Additive skip connections -
Do LSTMs solve the vanishing gradient problem?:
The LSTM architecture makes it easier for the RNN to preserve information over many timesteps. e.g. If $f=1$ and $i=0$, then the information of that cell is preserved indefinitely. By contrast, it’s harder for vanilla RNN to learn a recurrent weight matrix $W_h$ that preserves information in hidden state.
LSTM doesn’t guarantee that there is no vanishing/exploding gradient, but it does provide an easier way for the model to learn long-distance dependencies. -
in between: Highway Networks, Srivastava et al, 2015, [arXiv:1505.00387v2]
A new architecture designed to ease gradient-based training of very deep networks. To regulate the flow of information and enlarge the possibility of studying extremely deep and efficient architectures.
$g = T(x, W_T)$, $y = g \odot H(x, W_H) + (1-g)\odot x$
Other RNN Variants
- Neural Architecture Search(NAS) with Reinforcement Learning, Zoph et Le, 2017
- RNN to design model; idea that we can represent the model architecture with a variable-length string.
- Apply reinforcement learning on a neural network to maximize the accuracy(as a reward) on validation set, find a good architecture.
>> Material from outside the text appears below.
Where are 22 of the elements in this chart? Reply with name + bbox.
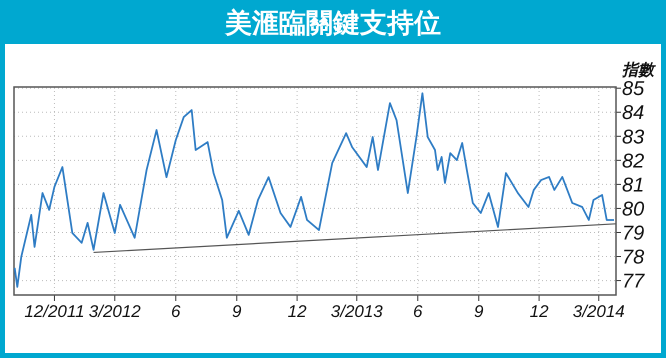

- GRU; smaller LSTM, “Learning phrase representations using rnn encoder-decoder for statistical machine translation”, Cho et al., 2014
- “An Empirical Exploration of Recurrent Network Architectures”, Jozefowicz et al., 2015
- LSTM: A Search Space Odyssey, Greff et al., 2015
Recurrence for Vision
- LSTM wer a good default choice until this year
- Use variants like GRU if you want faster compute and less parameters
- Use transformers (next lecture) as they are dominating NLP models
- almost everyday there is a new vision transformer model
Summary
- RNNs allow a lot of flexibility in architecture design
- Vanilla RNNs are simple but don’t work very well
- Common to use LSTM or GRU: their additive interactions improve gradient flow
- Backward flow of gradients in RNN can explode or vanish. Exploding is controlled with gradient clipping. Vanishing is controlled with additive interactions (LSTM)
- Better/simpler architectures are a hot topic of current research, as well as new paradigms for reasoning over sequences
- Better understanding (both theoretical and empirical) is needed.